For every lawyer or forensic accountant charged with figuring out the scheme, there are people like Mosley who bear the sting of losses. When a multibillion-dollar scandal is carried out, it doesn't just hit investors. It has the potential to damage everyone from the employees who thought their company was acting honestly to those employed by the companies supporting the collapsed business. Stanford Financial's collapse has dumped employees into a job market laden with rising unemployment.

"It hurts because we're in the middle of a big market downturn," said Nancy Anderson, an investment manager and owner of New Perspectives Inc. "That's usually when fraud shows up because you can hide it when everything is going well."

Stanford's problems surfaced in the midst of a recession, and WorldCom collapsed just as the dot-com downfall was beginning.

Stanford was well-respected in his field, and a YouTube video shows a recent Stanford interview on CNBC. He forecast there would be a lot of problems during the first quarter of 2009 and, when asked, shared, "I have to say it is fun being a billionaire, but it's hard work."

For communities, the scandals reach beyond money.

Ebbers, well-known in the Clinton community, was a man who made a name for himself with donations to Mississippi College. He was active at Easthaven Baptist Church.

"It was a jolt for us in Clinton," Anderson said. "You feel like you're an upstanding community, and then you feel kind of hit with the same brush as these guys who were conducting this fraud."

For Mississippi, the epicenter is Baldwyn, where Davis was championed for his efforts to renew the community's downtown area with shops, apartments and a restaurant. Davis lives in an expansive, gated home outside town and is a founder of a nondenominational church.

And Stanford Financial opened a $12 million distribution center in the city of 3,300 last fall for Forefront Holdings, a golf accessories company the Houston company owns.

"As far as the city is concerned, he has been very generous in wanting to restore buildings downtown," Baldwyn Mayor Horton told The Clarion-Ledger days after the scandal broke last month.

Ebbers' 25-year sentence hasn't been as effective as Mosley thought it would be in discouraging other corporate leaders from deceiving the public.
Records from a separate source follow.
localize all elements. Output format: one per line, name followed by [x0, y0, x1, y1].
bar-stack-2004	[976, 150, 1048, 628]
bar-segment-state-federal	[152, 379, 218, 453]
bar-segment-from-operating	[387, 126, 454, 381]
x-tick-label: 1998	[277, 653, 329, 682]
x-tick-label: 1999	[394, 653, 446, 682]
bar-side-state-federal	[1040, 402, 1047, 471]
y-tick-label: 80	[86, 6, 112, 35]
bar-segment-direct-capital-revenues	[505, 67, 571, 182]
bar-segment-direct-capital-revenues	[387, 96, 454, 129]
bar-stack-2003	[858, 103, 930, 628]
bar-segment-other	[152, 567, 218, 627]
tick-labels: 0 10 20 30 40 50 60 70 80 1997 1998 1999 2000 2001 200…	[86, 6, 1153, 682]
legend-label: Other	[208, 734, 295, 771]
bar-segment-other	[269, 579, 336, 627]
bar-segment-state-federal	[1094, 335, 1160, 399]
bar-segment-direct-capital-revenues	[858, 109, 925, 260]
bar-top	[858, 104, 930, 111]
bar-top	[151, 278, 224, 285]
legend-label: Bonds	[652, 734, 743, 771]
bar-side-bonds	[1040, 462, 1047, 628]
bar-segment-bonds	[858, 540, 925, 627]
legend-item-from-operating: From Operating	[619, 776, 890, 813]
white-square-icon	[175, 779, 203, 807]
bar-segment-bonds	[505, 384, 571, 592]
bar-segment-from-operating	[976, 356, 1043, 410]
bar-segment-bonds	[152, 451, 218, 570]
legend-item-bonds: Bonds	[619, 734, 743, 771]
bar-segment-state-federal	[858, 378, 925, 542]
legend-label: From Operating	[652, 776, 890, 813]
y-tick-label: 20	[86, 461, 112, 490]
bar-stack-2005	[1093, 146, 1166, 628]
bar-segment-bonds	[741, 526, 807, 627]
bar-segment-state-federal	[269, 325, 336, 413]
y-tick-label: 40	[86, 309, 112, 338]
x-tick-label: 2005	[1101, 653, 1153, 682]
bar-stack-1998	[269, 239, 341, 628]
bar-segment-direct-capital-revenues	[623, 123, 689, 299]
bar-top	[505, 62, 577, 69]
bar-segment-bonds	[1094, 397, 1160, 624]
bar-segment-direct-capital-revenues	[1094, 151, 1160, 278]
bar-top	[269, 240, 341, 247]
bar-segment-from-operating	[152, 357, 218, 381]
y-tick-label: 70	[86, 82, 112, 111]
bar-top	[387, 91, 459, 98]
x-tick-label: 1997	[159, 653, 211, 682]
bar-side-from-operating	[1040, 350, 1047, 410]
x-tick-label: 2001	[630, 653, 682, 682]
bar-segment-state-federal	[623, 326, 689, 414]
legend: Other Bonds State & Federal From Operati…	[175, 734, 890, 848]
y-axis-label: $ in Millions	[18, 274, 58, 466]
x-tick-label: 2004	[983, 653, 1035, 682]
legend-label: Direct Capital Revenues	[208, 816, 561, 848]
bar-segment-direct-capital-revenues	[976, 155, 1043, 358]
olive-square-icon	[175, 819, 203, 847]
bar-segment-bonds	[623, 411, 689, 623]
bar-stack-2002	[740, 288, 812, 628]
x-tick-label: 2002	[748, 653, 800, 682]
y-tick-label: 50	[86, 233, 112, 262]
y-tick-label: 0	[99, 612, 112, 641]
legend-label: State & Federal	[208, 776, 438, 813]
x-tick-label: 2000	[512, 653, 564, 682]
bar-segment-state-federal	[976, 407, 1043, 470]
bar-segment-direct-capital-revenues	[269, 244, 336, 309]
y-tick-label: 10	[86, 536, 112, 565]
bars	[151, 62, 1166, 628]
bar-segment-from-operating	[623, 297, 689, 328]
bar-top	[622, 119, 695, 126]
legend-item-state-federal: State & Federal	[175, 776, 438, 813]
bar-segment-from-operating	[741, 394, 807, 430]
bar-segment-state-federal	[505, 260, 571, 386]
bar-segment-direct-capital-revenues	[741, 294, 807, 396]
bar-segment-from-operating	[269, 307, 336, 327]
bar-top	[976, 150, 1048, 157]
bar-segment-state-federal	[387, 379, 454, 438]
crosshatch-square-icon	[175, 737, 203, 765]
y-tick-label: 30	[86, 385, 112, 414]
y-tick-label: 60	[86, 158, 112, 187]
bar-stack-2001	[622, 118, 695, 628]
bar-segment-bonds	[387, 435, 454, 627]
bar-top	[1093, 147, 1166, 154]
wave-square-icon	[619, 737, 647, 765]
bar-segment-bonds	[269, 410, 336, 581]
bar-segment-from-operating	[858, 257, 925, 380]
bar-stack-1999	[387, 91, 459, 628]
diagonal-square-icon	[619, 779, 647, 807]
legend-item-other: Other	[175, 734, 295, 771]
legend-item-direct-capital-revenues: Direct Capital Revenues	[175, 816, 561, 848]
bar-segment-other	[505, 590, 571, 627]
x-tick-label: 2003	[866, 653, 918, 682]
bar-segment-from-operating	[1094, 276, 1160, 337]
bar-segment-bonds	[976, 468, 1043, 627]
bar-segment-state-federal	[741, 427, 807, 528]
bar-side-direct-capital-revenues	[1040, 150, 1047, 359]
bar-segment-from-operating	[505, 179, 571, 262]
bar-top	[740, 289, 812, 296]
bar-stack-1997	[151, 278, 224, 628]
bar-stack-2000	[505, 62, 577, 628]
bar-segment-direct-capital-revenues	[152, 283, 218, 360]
"It's aggravating that this is still going on today," Mosley said. "With Bernie Ebbers going to prison, you thought that would set an example. Greed has corrupted the business world."

WorldCom was Owens' first experience with the stock market. He says he'll never invest in it again.

These scandals, Grimes said, affect people's faith to invest in communities by buying homes, starting new businesses or taking on new projects. That loss of faith erodes confidence in the economy.

"Everybody has just lost their confidence in our system and, until we get that back, I don't know that we're going to dig out of this mess," Grimes said.